Nous rentrons dans l’âge du capitalisme de surveillance. La thèse semblerait radicale et le sous-titre militant, si elle n’était pas défendue par une professeure de la Harvard Business School qui a passé toute sa vie universitaire à étudier le phénomène. Je l’avais croisée à Boston quand elle publia In the age of the smart machine en 1988. Trente ans plus tard, sa démonstration de 864 pages est impressionnante par l’ampleur de l’enquête et la qualité de sa présentation.
Le capitalisme s’est développé en rendant solvables des ressources : les landes sont devenues des parcs à moutons, le charbon énergie, le travail marchandise et l’échange argent… Aujourd’hui, ce sont nos données personnelles que les géants du web extraient, accaparent et revendent à des publicitaires. Le problème n’est pas tant de créer un nouveau marché que d’interdire aux autres utilisateurs du web de les exploiter, soit en privatisant des logiciels libres, soit en rachetant à prix d’or leurs concurrents, bref en confisquant toute une génération de recherches et surtout en modelant la loi américaine par « le pouvoir du précédent » dans un contexte de guerre contre le terrorisme. Quelques entreprises sont devenues des géants de la bourse avec très peu d’employés – environ dix fois moins que leurs concurrents automobiles au faîte de leur puissance – et les données qu’ils collectent sont reformatées en fonction de leurs seuls clients. D’où leur inertie à combattre les « fake news » qui créent plus de clics que les vraies nouvelles et leur lenteur à partager la valeur avec ceux qui produisent la connaissance.

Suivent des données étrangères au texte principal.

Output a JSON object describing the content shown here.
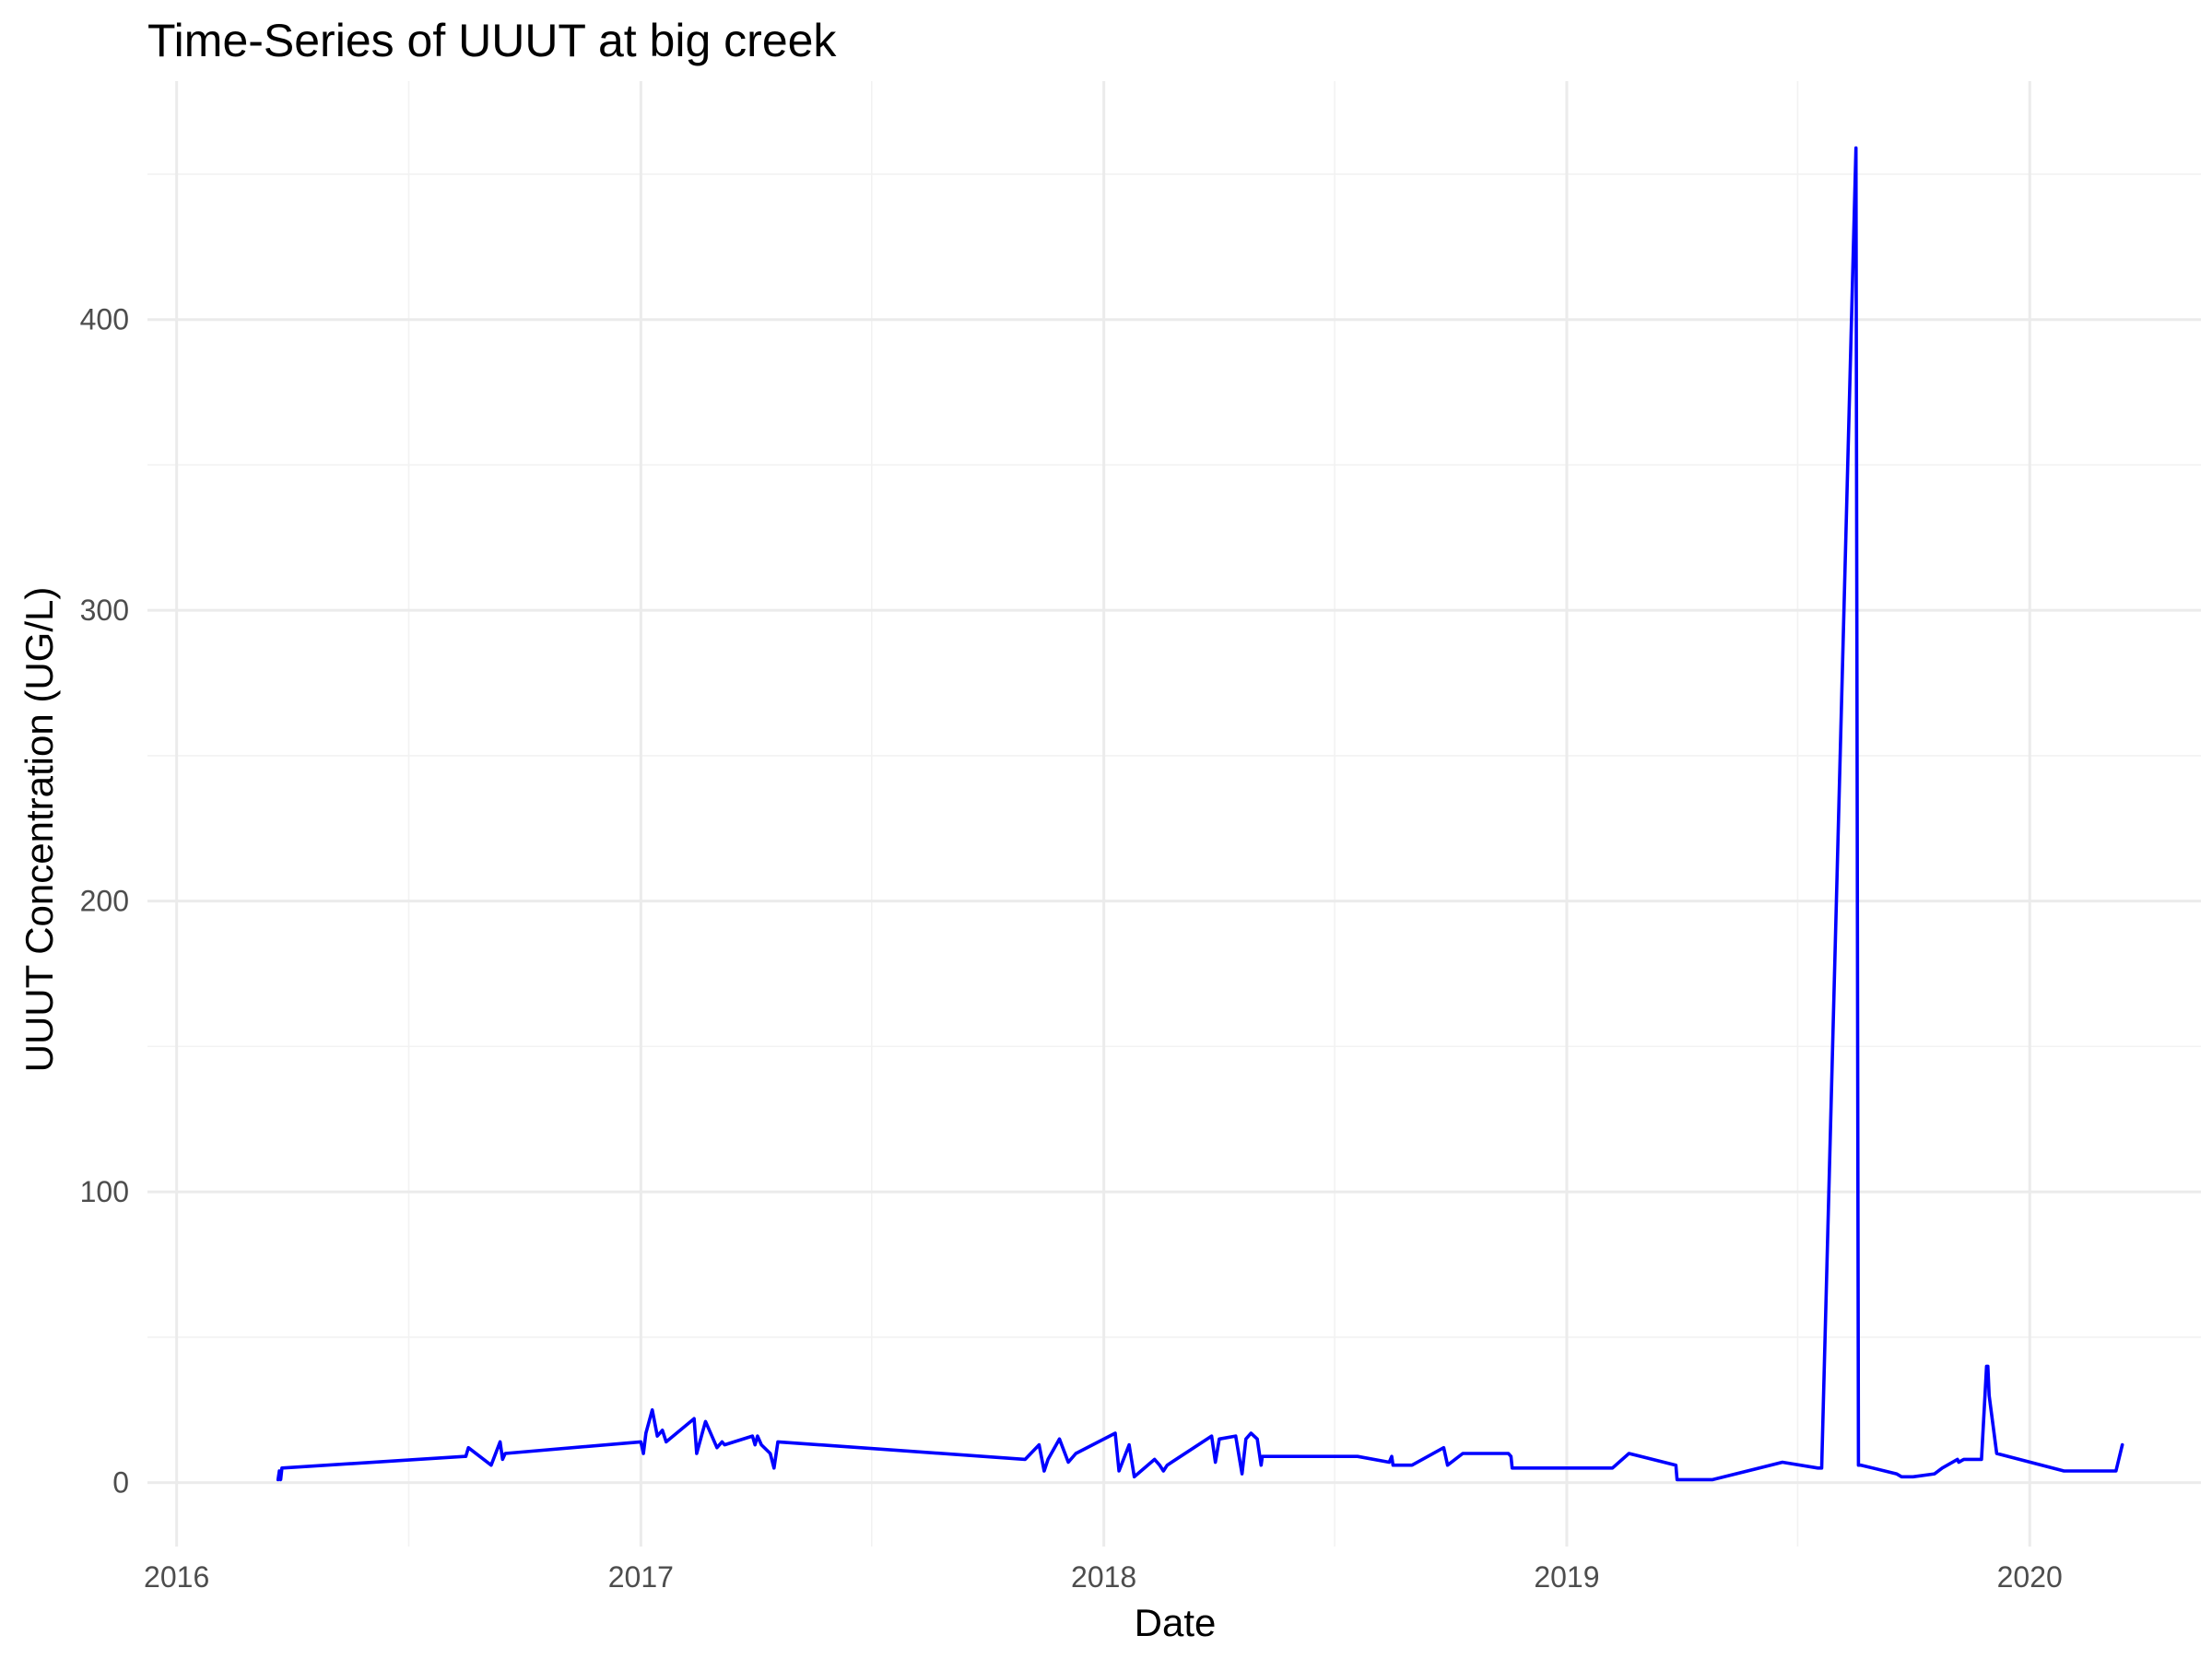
{
  "chart_data": {
    "type": "line",
    "title": "Time-Series of UUUT at big creek",
    "xlabel": "Date",
    "ylabel": "UUUT Concentration (UG/L)",
    "x_ticks": [
      "2016",
      "2017",
      "2018",
      "2019",
      "2020"
    ],
    "y_ticks": [
      "0",
      "100",
      "200",
      "300",
      "400"
    ],
    "xlim": [
      "2015-12-09",
      "2020-05-15"
    ],
    "ylim": [
      -22,
      482
    ],
    "grid": true,
    "legend": "none",
    "colors": {
      "series": "#0000ff"
    },
    "series": [
      {
        "x": [
          "2016-03-21",
          "2016-03-22",
          "2016-03-23",
          "2016-03-24",
          "2016-08-15",
          "2016-08-16",
          "2016-08-18",
          "2016-09-05",
          "2016-09-12",
          "2016-09-14",
          "2016-09-16",
          "2017-01-01",
          "2017-01-03",
          "2017-01-05",
          "2017-01-10",
          "2017-01-14",
          "2017-01-18",
          "2017-01-21",
          "2017-02-12",
          "2017-02-14",
          "2017-02-19",
          "2017-02-21",
          "2017-03-02",
          "2017-03-06",
          "2017-03-08",
          "2017-03-30",
          "2017-04-01",
          "2017-04-03",
          "2017-04-06",
          "2017-04-13",
          "2017-04-16",
          "2017-04-19",
          "2017-10-31",
          "2017-11-11",
          "2017-11-15",
          "2017-11-18",
          "2017-11-27",
          "2017-12-04",
          "2017-12-10",
          "2018-01-10",
          "2018-01-13",
          "2018-01-21",
          "2018-01-25",
          "2018-02-10",
          "2018-02-14",
          "2018-02-17",
          "2018-02-20",
          "2018-03-27",
          "2018-03-30",
          "2018-04-02",
          "2018-04-15",
          "2018-04-20",
          "2018-04-23",
          "2018-04-27",
          "2018-05-02",
          "2018-05-05",
          "2018-05-06",
          "2018-05-07",
          "2018-05-08",
          "2018-07-20",
          "2018-08-14",
          "2018-08-16",
          "2018-08-17",
          "2018-09-01",
          "2018-09-26",
          "2018-09-29",
          "2018-10-11",
          "2018-11-16",
          "2018-11-18",
          "2018-11-19",
          "2019-02-06",
          "2019-02-19",
          "2019-03-28",
          "2019-03-29",
          "2019-04-26",
          "2019-06-20",
          "2019-07-18",
          "2019-07-21",
          "2019-08-17",
          "2019-08-19",
          "2019-08-21",
          "2019-09-18",
          "2019-09-22",
          "2019-10-01",
          "2019-10-18",
          "2019-10-24",
          "2019-11-05",
          "2019-11-06",
          "2019-11-10",
          "2019-11-24",
          "2019-11-28",
          "2019-11-29",
          "2019-11-30",
          "2019-12-06",
          "2020-01-28",
          "2020-02-24",
          "2020-03-06",
          "2020-03-09",
          "2020-03-14"
        ],
        "y": [
          1,
          4,
          1,
          5,
          9,
          9,
          12,
          6,
          14,
          8,
          10,
          14,
          10,
          17,
          25,
          16,
          18,
          14,
          22,
          10,
          18,
          21,
          12,
          14,
          13,
          16,
          13,
          16,
          13,
          10,
          5,
          14,
          8,
          13,
          4,
          8,
          15,
          7,
          10,
          17,
          4,
          13,
          2,
          8,
          6,
          4,
          6,
          16,
          7,
          15,
          16,
          3,
          15,
          17,
          15,
          6,
          9,
          9,
          9,
          9,
          7,
          9,
          6,
          6,
          12,
          6,
          10,
          10,
          9,
          5,
          5,
          10,
          6,
          1,
          1,
          7,
          5,
          5,
          459,
          6,
          6,
          3,
          2,
          2,
          3,
          5,
          8,
          7,
          8,
          8,
          40,
          40,
          30,
          10,
          4,
          4,
          4,
          4,
          13
        ]
      }
    ]
  }
}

Comment contrer un tel pouvoir ? Pour Shoshana Zuboff, la tentative américaine d’utiliser les lois antitrust est sans issue. Plus prometteuse est le règlement général sur la protection des données (RGPD), à condition de s’en servir, car les consommateurs deviennent très dépendants et les amendes de la commission européenne sont pour l’instant dérisoires. Plus menaçante est la solution totalitaire : la Chine utilise les Big Data pour surveiller ses concitoyens. Un monde décrit par George Orwell dans 1984.